The company is now thinking beyond the bulb. Nanoleaf’s newest product, the Aurora, is a lighting device that hangs flat against the wall. The glowing units look something like triangular floor tiles, with sides about nine inches long. They can hang singly or in any pattern a decorator’s imagination comes up with.
Controlled by manipulating a central unit called the Hub, the Aurora can also change colours. The Hub, which can also control the Smart Ivy bulbs, is in the form of a dodecahedron, a 12-sided solid block with each side a perfect pentagon. It’s a form that fascinated Plato and it has become Nanoleaf’s signature shape. The Hub sits on a table or in the palm or your hand and you can change the colours of the light by rotating it.
Gimmy and his co-founders Tom Rodinger and Christian Yan have come a long way since they met while working on the University of Toronto’s solar vehicle project more than a decade ago. They went in separate directions after graduating, but they kept in touch and often tossed around ideas to keep working together.
At first their talk centred on solar technology, but by 2012 they had zeroed in on lighting and started serious development of what became the Smart Ivy. They were ready to go to market by 2013 and suddenly realized that they needed financing.
Their first instinct was to crowdfund. They got on Kickstarter and, to their delight, raised $273,278 from 5,746 backers. It was enough to get manufacturing going in Shenzhen and Hong Kong, and to start shipping products by mail.
But to grow, they realized they needed more substantial backing.
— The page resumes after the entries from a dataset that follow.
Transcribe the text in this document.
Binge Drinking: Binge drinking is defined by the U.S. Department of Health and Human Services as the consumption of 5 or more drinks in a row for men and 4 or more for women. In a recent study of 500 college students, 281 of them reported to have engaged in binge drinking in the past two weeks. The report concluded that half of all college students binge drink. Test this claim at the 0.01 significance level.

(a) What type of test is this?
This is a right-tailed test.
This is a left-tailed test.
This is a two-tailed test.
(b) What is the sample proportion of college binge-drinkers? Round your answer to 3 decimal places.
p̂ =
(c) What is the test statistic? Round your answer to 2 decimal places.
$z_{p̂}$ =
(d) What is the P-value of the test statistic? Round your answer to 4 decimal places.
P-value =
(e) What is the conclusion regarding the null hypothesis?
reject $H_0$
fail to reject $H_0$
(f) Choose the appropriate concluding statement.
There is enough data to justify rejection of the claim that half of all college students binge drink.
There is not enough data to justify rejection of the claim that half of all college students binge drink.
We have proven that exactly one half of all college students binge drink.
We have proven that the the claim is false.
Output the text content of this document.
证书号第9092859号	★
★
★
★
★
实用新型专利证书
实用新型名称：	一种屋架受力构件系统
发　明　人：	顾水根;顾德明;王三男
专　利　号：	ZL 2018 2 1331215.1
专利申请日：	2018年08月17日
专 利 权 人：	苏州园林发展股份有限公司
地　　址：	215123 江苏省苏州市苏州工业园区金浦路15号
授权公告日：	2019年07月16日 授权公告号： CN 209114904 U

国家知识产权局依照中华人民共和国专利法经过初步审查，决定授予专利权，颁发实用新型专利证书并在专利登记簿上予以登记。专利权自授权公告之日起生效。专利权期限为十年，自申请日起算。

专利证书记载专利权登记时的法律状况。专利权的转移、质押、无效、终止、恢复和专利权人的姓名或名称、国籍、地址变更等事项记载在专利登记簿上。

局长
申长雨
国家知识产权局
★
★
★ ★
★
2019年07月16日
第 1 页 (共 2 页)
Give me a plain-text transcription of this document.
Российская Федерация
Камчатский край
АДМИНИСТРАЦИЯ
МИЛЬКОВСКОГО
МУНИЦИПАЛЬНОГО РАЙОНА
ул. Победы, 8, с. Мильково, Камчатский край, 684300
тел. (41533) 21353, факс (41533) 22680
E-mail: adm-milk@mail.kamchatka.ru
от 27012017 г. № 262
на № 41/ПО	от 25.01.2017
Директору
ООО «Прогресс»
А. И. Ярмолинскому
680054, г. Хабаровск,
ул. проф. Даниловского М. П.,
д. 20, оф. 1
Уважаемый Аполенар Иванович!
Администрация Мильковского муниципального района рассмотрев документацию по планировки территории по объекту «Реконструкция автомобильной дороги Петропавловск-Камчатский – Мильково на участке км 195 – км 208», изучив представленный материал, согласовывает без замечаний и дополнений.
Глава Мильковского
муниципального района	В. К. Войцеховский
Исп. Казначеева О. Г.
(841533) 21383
Gimmy credits Ian Burchett, consul general of Canada in Hong Kong and Macao, and Meric Gertler, president of the University of Toronto, with providing contacts that set Nanoleaf up with several venture capital funds, one of which is backed by Chinese billionaire Li Ka-shing.
“That was huge,” says Gimmy. “At that time, we didn’t know anything about venture capital. We were just a bunch of engineers. That introduction changed our lives.”
When Gimmy began to build up Nanoleaf’s Canadian presence, MaRS initially offered the company office space (which it quickly outgrew) and provided contacts with retailers. MaRS also showed the Nanoleaf team how to access funding.
Nanoleaf now has about 35 employees, with 15 in Canada and the others in Hong Kong and Shenzhen. The team is aiming to get the Aurora on the market in September.
After that, there are more ideas in the pipeline. “We have some really cool stuff we’re working on,” Gimmy says.